Jovens abrigados de Rio do Sul serão capacitados pelo projeto Novos Caminhos



A tão propagada ideia de ensinar a pescar em vez de dar o peixe, além de oportunizar um futuro diferente para os jovens que vivem em Casas de Acolhimento, é o que tem motivado a Associação dos Magistrados Catarinenses (AMC), Federação das Indústrias de Santa Catarina (FIESC) e Tribunal de Justiça de Santa Catarina (TJ/SC) a expandirem o Programa Novos Caminhos pelas diversas regiões do Estado. Na manhã desta terça-feira, 16 de junho, as entidades assinaram o termo de adesão para a inclusão da região de Rio do Sul no projeto. A iniciativa, lançada em 2013, visa capacitar os jovens de 14 a 18 anos, que estão sob a tutela do Estado, para o mundo do trabalho.

Representando o presidente da AMC, Juiz Odson Cardoso Filho, a Juíza Jussara Schittler dos Santos Wandscheer, 1ª vice-presidente da AMC, enalteceu a iniciativa em prol dos adolescentes que se encontram em vulnerabilidade social. “Diante do forte debate em torno da redução da maioridade penal, apontada por muitos como única solução, vejo este projeto como uma solução tangível. Crianças fragilizadas, vindas de lares desestruturados, tendo a oportunidade de construírem um futuro diferente e promissor. É preciso deixar nosso egoísmo de lado e pensarmos juntos que futuro queremos deixar para os nossos filhos”, ressaltou.

O Corregedor Geral da Justiça, Desembargador Luiz César Medeiros, também ressaltou a importância do projeto na vida dos jovens abrigados. “Os abrigos são como braços que acolhem esses jovens, mas apenas um período, é preciso mais. É necessário continuar abraçando esses jovens e dar-lhes um futuro diferente, com base sólida. E é isso que este projeto representa e que, graças a esta parceria com a iniciativa privada, tem encurtado caminhos e colhido bons frutos”, destacou.

O presidente da FIESC, Glauco José Côrte, disse que, embora a instituição seja reconhecida pelo envolvimento com temas como logística, investimentos e competitividade, o trabalho com os jovens na área educacional faz parte do dia a dia das entidades da FIESC. \”Este trabalho com as pessoas que estão nas casas de acolhimento se insere perfeitamente nos nossos objetivos, entre os quais o de permitir que os adolescentes possam ingressar no mundo do trabalho com competência. Mais que profissionalizar, queremos formar bons cidadãos\”, disse.
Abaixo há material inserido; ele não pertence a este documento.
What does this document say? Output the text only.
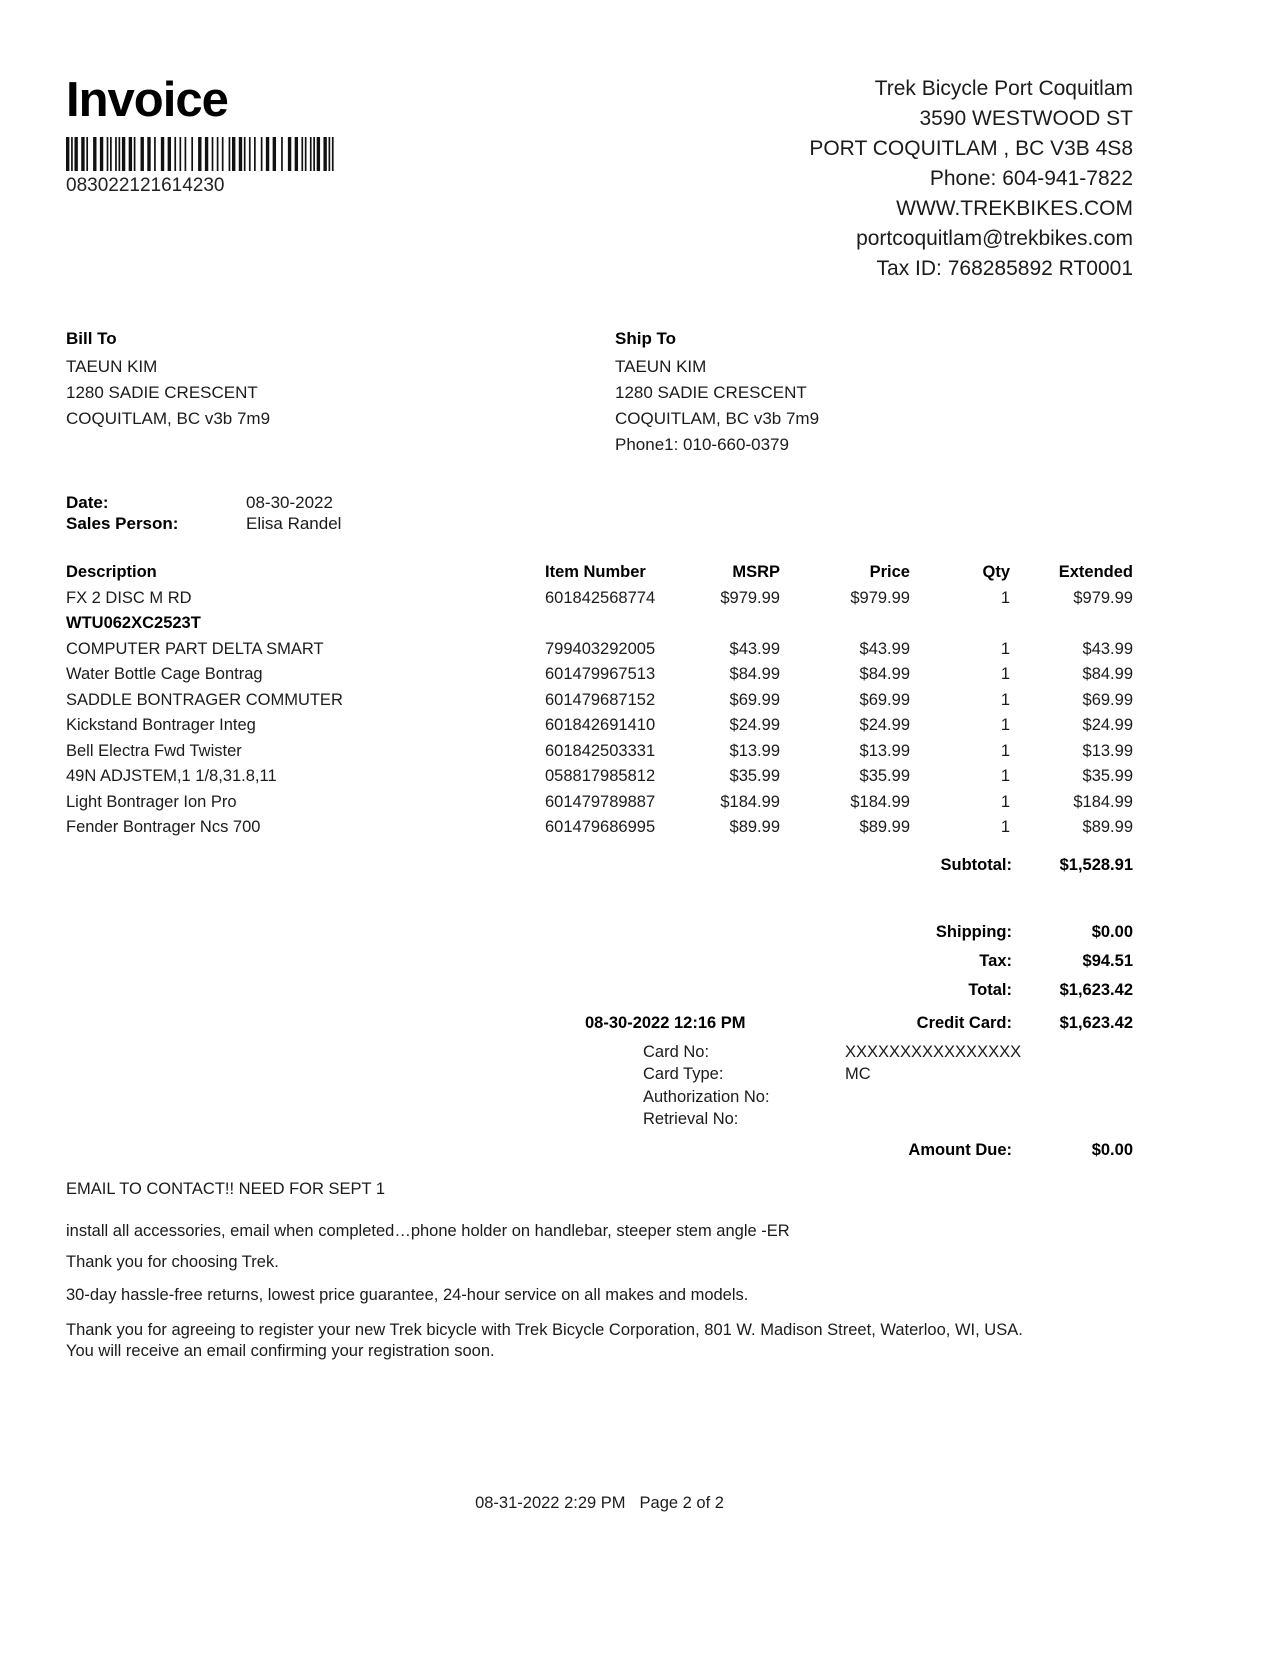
Invoice
083022121614230
Trek Bicycle Port Coquitlam
3590 WESTWOOD ST
PORT COQUITLAM , BC V3B 4S8
Phone: 604-941-7822
WWW.TREKBIKES.COM
portcoquitlam@trekbikes.com
Tax ID: 768285892 RT0001
Bill To
TAEUN KIM
1280 SADIE CRESCENT
COQUITLAM, BC v3b 7m9
Ship To
TAEUN KIM
1280 SADIE CRESCENT
COQUITLAM, BC v3b 7m9
Phone1: 010-660-0379
Date:	08-30-2022
Sales Person:	Elisa Randel
Description	Item Number	MSRP	Price	Qty	Extended
FX 2 DISC M RD	601842568774	$979.99	$979.99	1	$979.99
WTU062XC2523T
COMPUTER PART DELTA SMART	799403292005	$43.99	$43.99	1	$43.99
Water Bottle Cage Bontrag	601479967513	$84.99	$84.99	1	$84.99
SADDLE BONTRAGER COMMUTER	601479687152	$69.99	$69.99	1	$69.99
Kickstand Bontrager Integ	601842691410	$24.99	$24.99	1	$24.99
Bell Electra Fwd Twister	601842503331	$13.99	$13.99	1	$13.99
49N ADJSTEM,1 1/8,31.8,11	058817985812	$35.99	$35.99	1	$35.99
Light Bontrager Ion Pro	601479789887	$184.99	$184.99	1	$184.99
Fender Bontrager Ncs 700	601479686995	$89.99	$89.99	1	$89.99
Subtotal:	$1,528.91
Shipping:	$0.00
Tax:	$94.51
Total:	$1,623.42
08-30-2022 12:16 PM	Credit Card:	$1,623.42
Card No:	XXXXXXXXXXXXXXXX
Card Type:	MC
Authorization No:
Retrieval No:
Amount Due:	$0.00
EMAIL TO CONTACT!! NEED FOR SEPT 1
install all accessories, email when completed…phone holder on handlebar, steeper stem angle -ER
Thank you for choosing Trek.
30-day hassle-free returns, lowest price guarantee, 24-hour service on all makes and models.
Thank you for agreeing to register your new Trek bicycle with Trek Bicycle Corporation, 801 W. Madison Street, Waterloo, WI, USA.
You will receive an email confirming your registration soon.
08-31-2022 2:29 PM Page 2 of 2
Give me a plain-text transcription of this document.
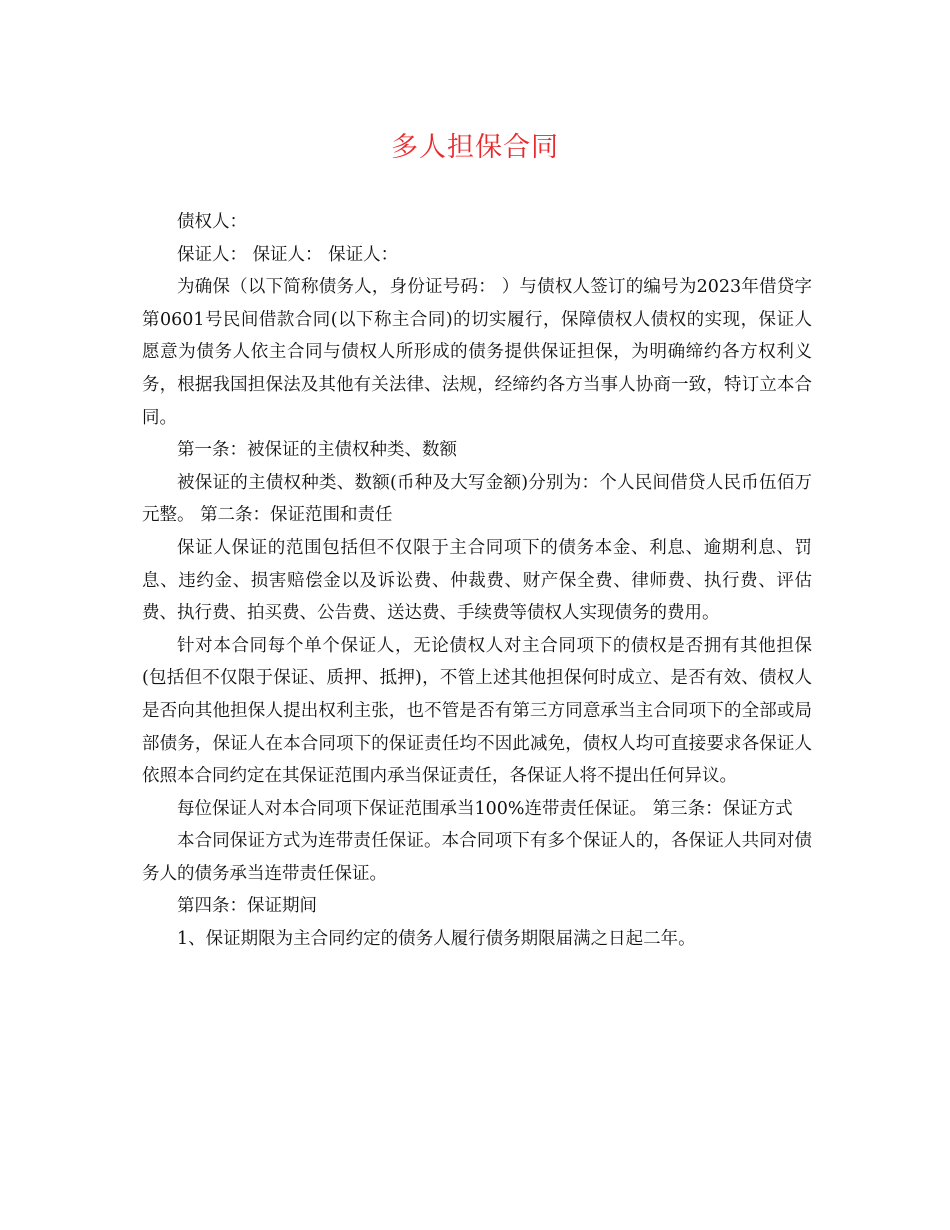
多人担保合同

债权人：

保证人： 保证人： 保证人：

为确保（以下简称债务人，身份证号码： ）与债权人签订的编号为2023年借贷字第0601号民间借款合同(以下称主合同)的切实履行，保障债权人债权的实现，保证人愿意为债务人依主合同与债权人所形成的债务提供保证担保，为明确缔约各方权利义务，根据我国担保法及其他有关法律、法规，经缔约各方当事人协商一致，特订立本合同。

第一条：被保证的主债权种类、数额

被保证的主债权种类、数额(币种及大写金额)分别为：个人民间借贷人民币伍佰万元整。 第二条：保证范围和责任

保证人保证的范围包括但不仅限于主合同项下的债务本金、利息、逾期利息、罚息、违约金、损害赔偿金以及诉讼费、仲裁费、财产保全费、律师费、执行费、评估费、执行费、拍买费、公告费、送达费、手续费等债权人实现债务的费用。

针对本合同每个单个保证人，无论债权人对主合同项下的债权是否拥有其他担保(包括但不仅限于保证、质押、抵押)，不管上述其他担保何时成立、是否有效、债权人是否向其他担保人提出权利主张，也不管是否有第三方同意承当主合同项下的全部或局部债务，保证人在本合同项下的保证责任均不因此减免，债权人均可直接要求各保证人依照本合同约定在其保证范围内承当保证责任，各保证人将不提出任何异议。

每位保证人对本合同项下保证范围承当100%连带责任保证。 第三条：保证方式

本合同保证方式为连带责任保证。本合同项下有多个保证人的，各保证人共同对债务人的债务承当连带责任保证。

第四条：保证期间

1、保证期限为主合同约定的债务人履行债务期限届满之日起二年。
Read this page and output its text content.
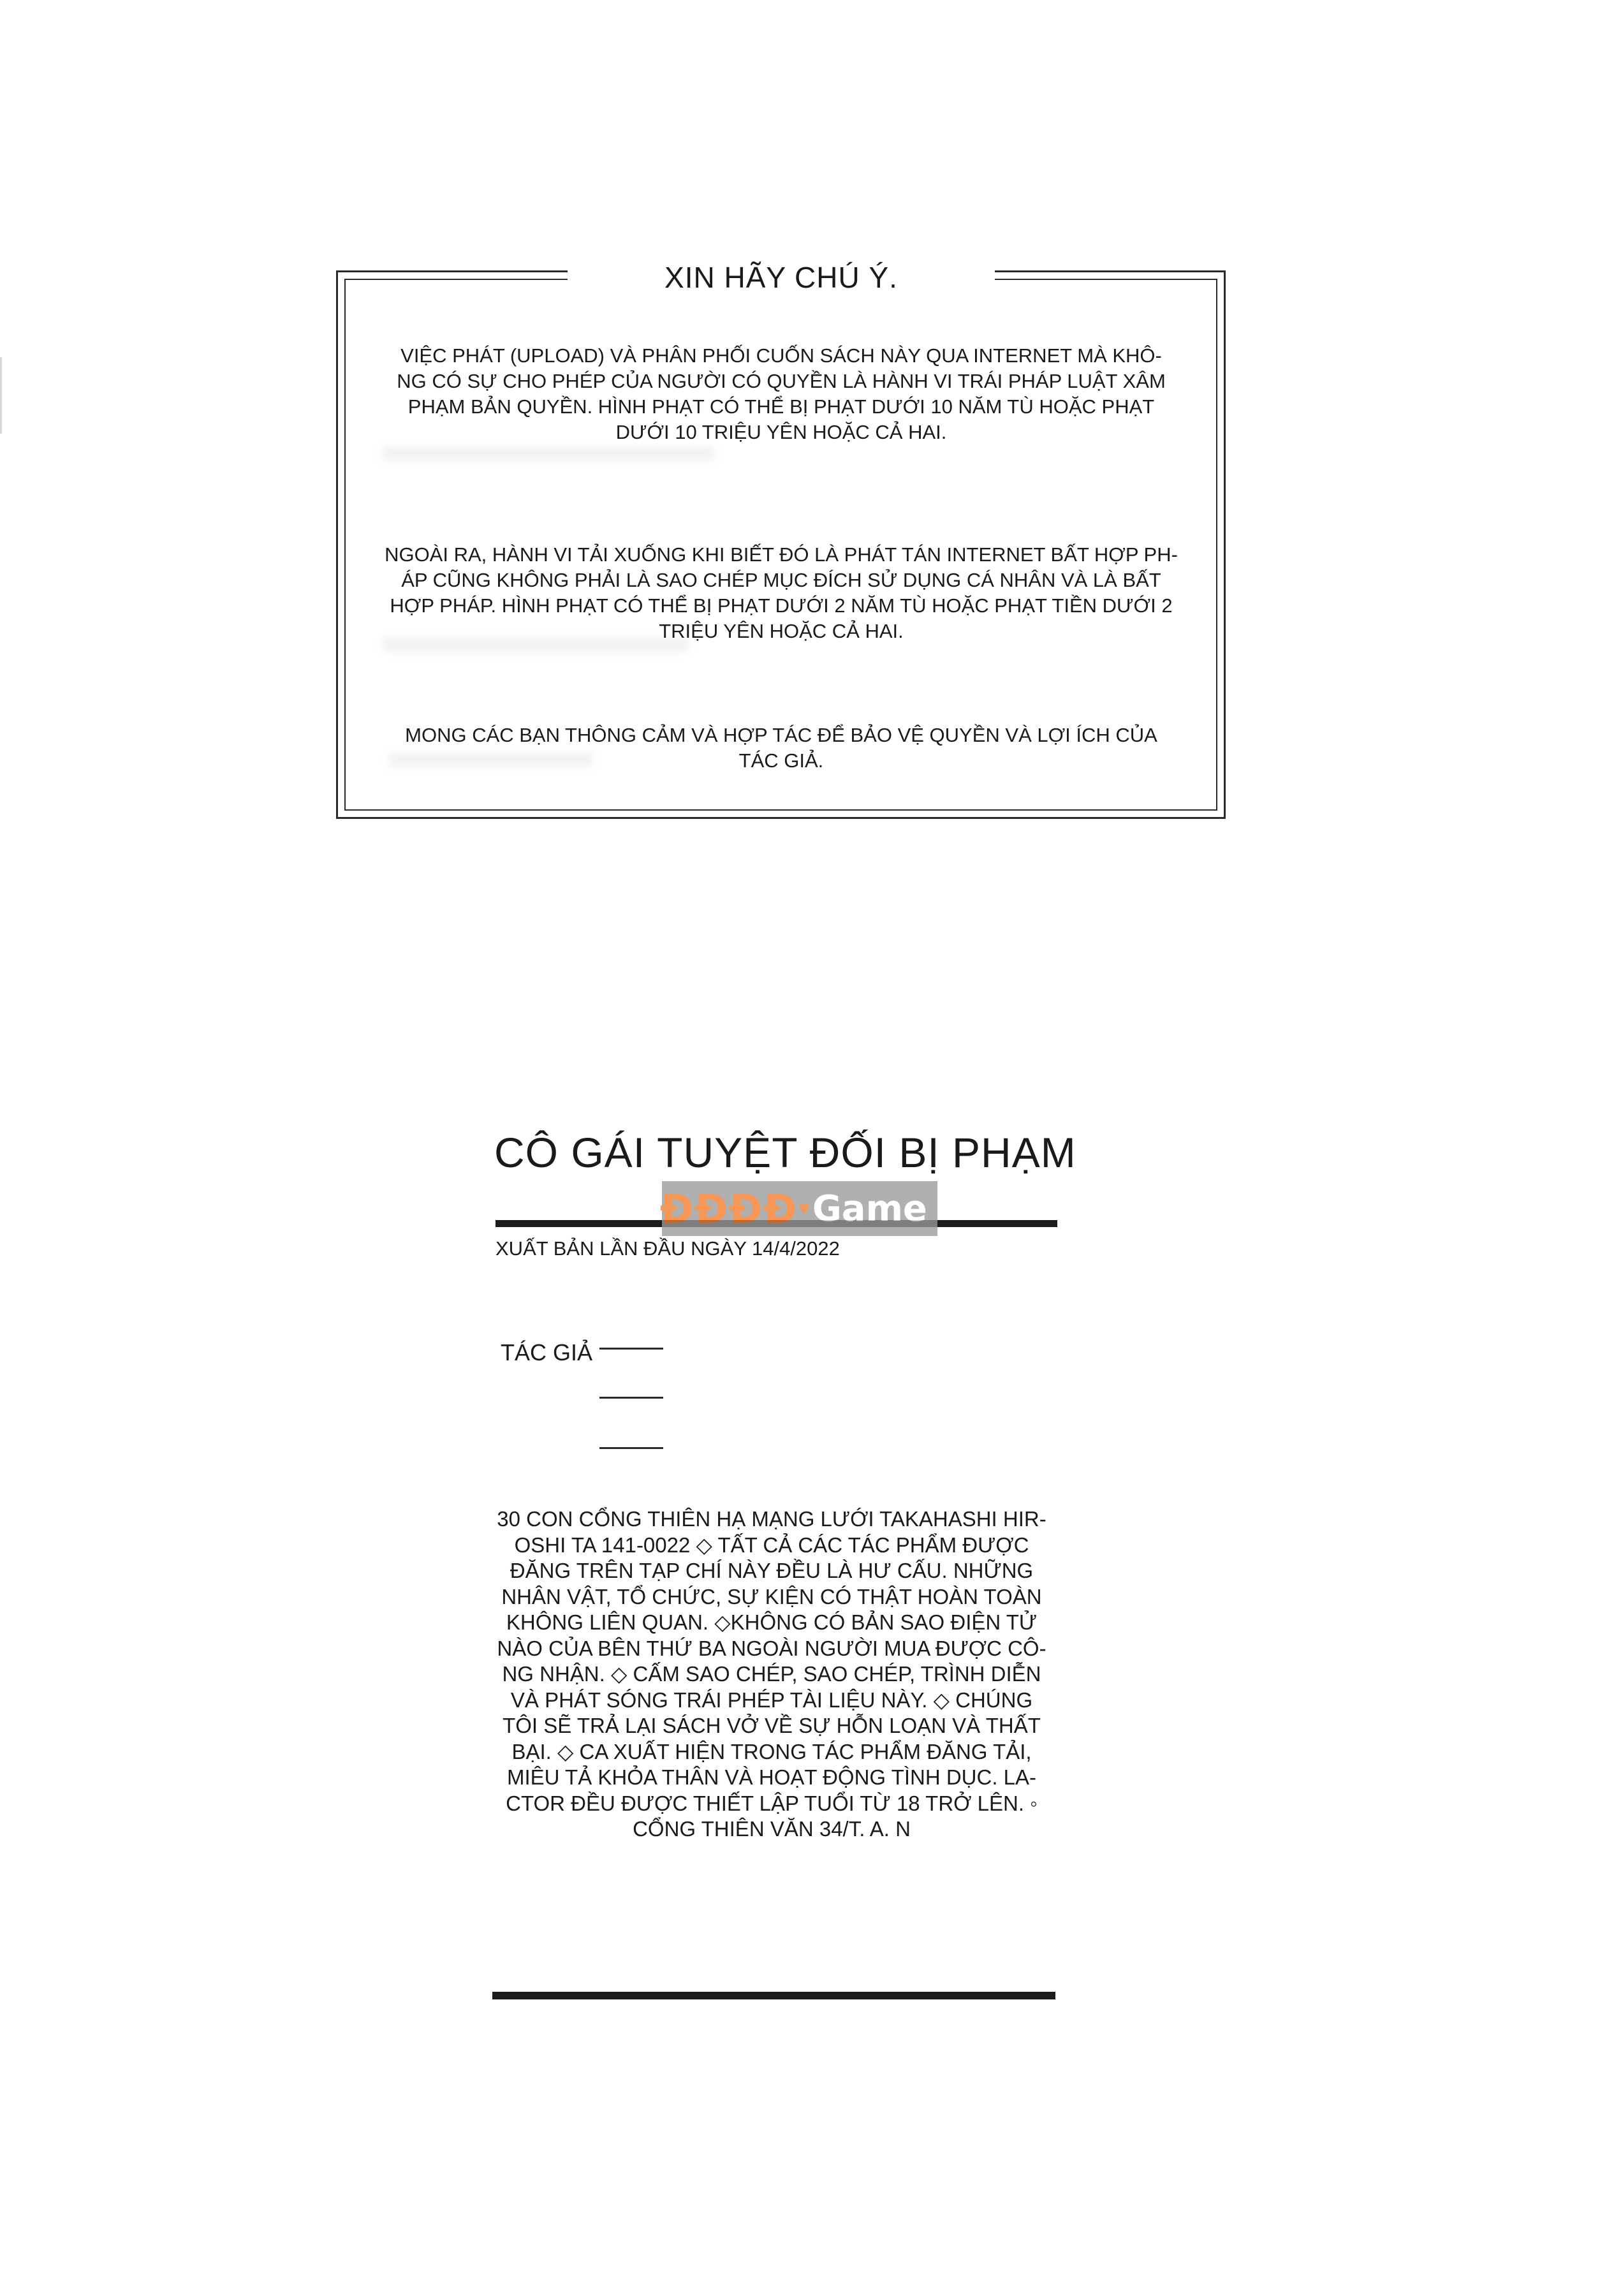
XIN HÃY CHÚ Ý.
VIỆC PHÁT (UPLOAD) VÀ PHÂN PHỐI CUỐN SÁCH NÀY QUA INTERNET MÀ KHÔ-
NG CÓ SỰ CHO PHÉP CỦA NGƯỜI CÓ QUYỀN LÀ HÀNH VI TRÁI PHÁP LUẬT XÂM
PHẠM BẢN QUYỀN. HÌNH PHẠT CÓ THỂ BỊ PHẠT DƯỚI 10 NĂM TÙ HOẶC PHẠT
DƯỚI 10 TRIỆU YÊN HOẶC CẢ HAI.
NGOÀI RA, HÀNH VI TẢI XUỐNG KHI BIẾT ĐÓ LÀ PHÁT TÁN INTERNET BẤT HỢP PH-
ÁP CŨNG KHÔNG PHẢI LÀ SAO CHÉP MỤC ĐÍCH SỬ DỤNG CÁ NHÂN VÀ LÀ BẤT
HỢP PHÁP. HÌNH PHẠT CÓ THỂ BỊ PHẠT DƯỚI 2 NĂM TÙ HOẶC PHẠT TIỀN DƯỚI 2
TRIỆU YÊN HOẶC CẢ HAI.
MONG CÁC BẠN THÔNG CẢM VÀ HỢP TÁC ĐỂ BẢO VỆ QUYỀN VÀ LỢI ÍCH CỦA
TÁC GIẢ.
CÔ GÁI TUYỆT ĐỐI BỊ PHẠM
ĐĐĐĐ ♥ Game
XUẤT BẢN LẦN ĐẦU NGÀY 14/4/2022
TÁC GIẢ
30 CON CỔNG THIÊN HẠ MẠNG LƯỚI TAKAHASHI HIR-
OSHI TA 141-0022 ◇ TẤT CẢ CÁC TÁC PHẨM ĐƯỢC
ĐĂNG TRÊN TẠP CHÍ NÀY ĐỀU LÀ HƯ CẤU. NHỮNG
NHÂN VẬT, TỔ CHỨC, SỰ KIỆN CÓ THẬT HOÀN TOÀN
KHÔNG LIÊN QUAN. ◇KHÔNG CÓ BẢN SAO ĐIỆN TỬ
NÀO CỦA BÊN THỨ BA NGOÀI NGƯỜI MUA ĐƯỢC CÔ-
NG NHẬN. ◇ CẤM SAO CHÉP, SAO CHÉP, TRÌNH DIỄN
VÀ PHÁT SÓNG TRÁI PHÉP TÀI LIỆU NÀY. ◇ CHÚNG
TÔI SẼ TRẢ LẠI SÁCH VỞ VỀ SỰ HỖN LOẠN VÀ THẤT
BẠI. ◇ CA XUẤT HIỆN TRONG TÁC PHẨM ĐĂNG TẢI,
MIÊU TẢ KHỎA THÂN VÀ HOẠT ĐỘNG TÌNH DỤC. LA-
CTOR ĐỀU ĐƯỢC THIẾT LẬP TUỔI TỪ 18 TRỞ LÊN. ◦
CỔNG THIÊN VĂN 34/T. A. N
Ainda durante o evento, o Juiz Renato Guilherme Gomes Cunha, que recentemente obteve remoção para a Vara Criminal de Tijucas e que até então respondia pela Vara da Infância e Juventude de Rio do Sul, destacou a importância do trabalho conjunto. “Normalmente, nós (Juízes) nos sentimos sozinhos e isolados diante dos desafios que encontramos na área da Infância e Juventude. O programa vem para agregar valor a um serviço que já é bem realizado, mas que tem suas limitações”, ponderou.

Segundo dados do TJ/SC, o Estado de Santa Catarina possui 170 programas sociais, que acolhem 1,3 mil crianças e adolescentes, dos quais 373 têm mais de 14 anos. Desde que foi criado, o Novos Caminhos já atendeu 228 jovens com os cursos de iniciação profissional do IEL. Desse grupo, 89 realizam ou realizaram cursos profissionais (técnicos, de qualificação e de aprendizagem industrial) do SENAI. O SESI totalizou 173 matrículas nos cursos da educação de jovens e adultos e de prevenção a drogas, álcool e DST. Mais de 30 jovens já foram encaminhados ao mercado de trabalho.

Em Rio do Sul, 23 jovens serão beneficiados pelo programa que integra o Movimento A Indústria pela Educação. O Novos Caminhos já está em andamento em outras regiões, como Oeste, Norte, Grande Florianópolis, Sul e Vale do Itajaí. Este ano, o programa será implantado também em Caçador, Brusque e Joaçaba.

Como funciona: O projeto é desenvolvido em três etapas. Primeiro, os jovens participam do Programa Profissional do Futuro. Trata-se de um conjunto de nove capacitações que visam à aquisição de conhecimentos, atitudes e comportamentos importantes para o exercício de qualquer profissão. Esse programa foi elaborado com base em competências consideradas importantes por diversas empresas-clientes do IEL/SC e que podem ser desenvolvidas para estagiários, estudantes e demais profissionais em início de carreira.

Na segunda fase é realizado um trabalho de identificação do nível de escolaridade dos jovens, encaminhamento para cursos de aprendizagem, qualificação ou técnico. Posteriormente, são encaminhados para a indústria. A terceira etapa é o acompanhamento dos jovens por cinco anos.